In Quebec, a very large percentage of all athletes are women. Many countries have women teams, although some countries chose to not have one. Weightlifting is a sport of flexibility, power and technique, which are three things that women are able to achieve. At the moment, the best weightlifters in Canada seem to be women and it does not seem like it will be stopping any time soon. Particular considerations should be taken when training women (like higher volume at high intensity, seems to be widely accepted) and great consideration on their technique has to be taken. This is a perfect time for any women to start weightlifting : it is constantly evolving and the standards for big competitions are relatively ”low” which allows women to gain more competitive experience over time. There is a lot to gain for any serious women athlete in this sport. 

4 thoughts on “On women and weightlifting”

  1. The fact that you have to state that women can be weightlifters seems shockingly behind the times, but when put into the perspective that 2000 was the first Olympic year for us, I suppose I’m just lucky it progressed so quickly. That being said, you spend most of this article justifying why we can lift, but don’t give any detail into the differences in training you mention aside from increased volume.
    You note in this article and in your October article that women were slightly slower and had greater drop displacement on average than the men, but that the patterns seen recently in the best international-caliber women were very similar to the men. Do you think there are naturally differences in bar trajectory due to physiological differences, or that women are simply improving and being better trained?
    I train in small co-ed classes where I get personal corrections, but I do spend a lot of time watching the form of male counterparts and discussing regimen with them. I would also be interested to know differences you’ve noticed in things such as coaching cues.

    1. Hi Alexa,

      Sorry for the late reply. The differences are not many as far as training goes in my opinion. I have noticed faster recovery from my women lifters, but it could well be due to individual reasons (them having been high level athletes in other sports before starting weightlifting) rather than gender related reasons.
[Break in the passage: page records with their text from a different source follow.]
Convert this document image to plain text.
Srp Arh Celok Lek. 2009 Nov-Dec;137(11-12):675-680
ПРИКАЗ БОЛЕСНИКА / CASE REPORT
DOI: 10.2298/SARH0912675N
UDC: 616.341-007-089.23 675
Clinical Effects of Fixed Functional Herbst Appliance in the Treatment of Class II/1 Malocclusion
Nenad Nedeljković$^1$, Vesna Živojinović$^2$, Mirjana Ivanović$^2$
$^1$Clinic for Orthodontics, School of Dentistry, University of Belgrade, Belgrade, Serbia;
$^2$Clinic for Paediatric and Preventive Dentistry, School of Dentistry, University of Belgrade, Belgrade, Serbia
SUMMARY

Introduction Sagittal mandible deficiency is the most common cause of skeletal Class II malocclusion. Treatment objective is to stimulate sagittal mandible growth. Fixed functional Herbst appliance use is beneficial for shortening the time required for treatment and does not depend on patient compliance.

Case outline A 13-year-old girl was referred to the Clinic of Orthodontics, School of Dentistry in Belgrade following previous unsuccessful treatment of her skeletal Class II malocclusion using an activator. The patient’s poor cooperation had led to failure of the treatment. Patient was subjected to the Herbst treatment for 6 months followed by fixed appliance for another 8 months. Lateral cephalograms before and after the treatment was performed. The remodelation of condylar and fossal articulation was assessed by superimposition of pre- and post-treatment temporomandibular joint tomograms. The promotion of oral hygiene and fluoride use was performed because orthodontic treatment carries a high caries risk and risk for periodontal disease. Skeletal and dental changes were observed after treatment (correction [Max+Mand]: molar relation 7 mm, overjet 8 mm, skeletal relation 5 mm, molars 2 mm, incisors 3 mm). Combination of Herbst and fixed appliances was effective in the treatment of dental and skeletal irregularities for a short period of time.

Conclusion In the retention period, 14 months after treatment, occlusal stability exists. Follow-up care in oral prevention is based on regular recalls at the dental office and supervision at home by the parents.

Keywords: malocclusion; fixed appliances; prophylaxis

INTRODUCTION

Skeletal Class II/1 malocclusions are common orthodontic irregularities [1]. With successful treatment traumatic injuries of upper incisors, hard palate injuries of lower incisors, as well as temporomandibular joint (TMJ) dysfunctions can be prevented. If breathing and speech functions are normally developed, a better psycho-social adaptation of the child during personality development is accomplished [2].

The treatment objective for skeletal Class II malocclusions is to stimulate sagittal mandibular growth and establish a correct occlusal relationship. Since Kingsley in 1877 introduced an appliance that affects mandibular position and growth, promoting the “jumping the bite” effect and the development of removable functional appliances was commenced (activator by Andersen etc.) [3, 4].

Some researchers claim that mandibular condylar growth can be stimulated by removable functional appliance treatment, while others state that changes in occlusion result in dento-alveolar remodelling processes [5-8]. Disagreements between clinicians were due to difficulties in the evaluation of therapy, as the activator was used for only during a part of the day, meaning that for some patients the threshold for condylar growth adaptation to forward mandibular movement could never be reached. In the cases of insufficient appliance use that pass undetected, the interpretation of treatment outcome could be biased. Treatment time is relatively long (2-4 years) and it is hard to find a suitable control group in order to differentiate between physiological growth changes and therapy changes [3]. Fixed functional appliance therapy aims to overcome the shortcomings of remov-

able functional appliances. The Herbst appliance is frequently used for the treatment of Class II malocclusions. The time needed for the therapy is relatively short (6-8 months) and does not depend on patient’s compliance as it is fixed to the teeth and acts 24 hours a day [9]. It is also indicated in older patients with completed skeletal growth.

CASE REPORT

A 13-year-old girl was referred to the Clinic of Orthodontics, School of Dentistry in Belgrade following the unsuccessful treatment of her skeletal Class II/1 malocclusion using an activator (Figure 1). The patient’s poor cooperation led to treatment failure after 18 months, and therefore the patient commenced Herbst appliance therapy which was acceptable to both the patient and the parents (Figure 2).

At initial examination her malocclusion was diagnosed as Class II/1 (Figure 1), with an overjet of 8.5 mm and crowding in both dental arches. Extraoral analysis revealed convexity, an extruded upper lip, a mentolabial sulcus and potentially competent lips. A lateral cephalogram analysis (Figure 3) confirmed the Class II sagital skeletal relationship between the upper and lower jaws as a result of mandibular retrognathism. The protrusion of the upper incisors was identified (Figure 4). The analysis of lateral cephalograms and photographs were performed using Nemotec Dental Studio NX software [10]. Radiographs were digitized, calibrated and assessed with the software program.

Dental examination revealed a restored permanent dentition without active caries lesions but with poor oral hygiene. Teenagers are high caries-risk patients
      I don’t think there are differences in bar trajectory due to physiological differences between the gender, but there could be physiological differences in how women cope with recovery (since the hormones are differently regulated). Now, as far as biomechanical differences, there are some and they can have an impact of trajectory. Shorter height, wider hips, shorter arms, short torso/long legs, etc. is a generalization, but it is often seen. For instance, as a 63kg, Christine Girard (Bronze in London 2012) is 5ft1. I think most 62kg men in weightlifting are probably under 5ft5.

      As far as coaching, I have a different approach that is more understanding and gentle-oriented, but again, it is due to the lifters I currently coach as I adapt to them. Male lifters I currently coach respond more to direct approach and I will sometimes say things that target their ego so they lift more/better. My women lifters, I just go more into details and explain more like a teacher than say ”a gym rat”. It’s very contextual to our situation though.

      I do know from talking to women lifters that lots of them respond better to a women coach, mostly because of what a lot of women have to endure to be good weightlifters. Meaning that society is still hard on women who want to lift weights (ie ”you are going to look like a man”), so having a women coach is good for them. It reminds them that its possible and to swim against the current of society (Although I wish they didn’t have to do it..but that’s for another conversation).

      If you are in Montréal, Feel free to come lift with us!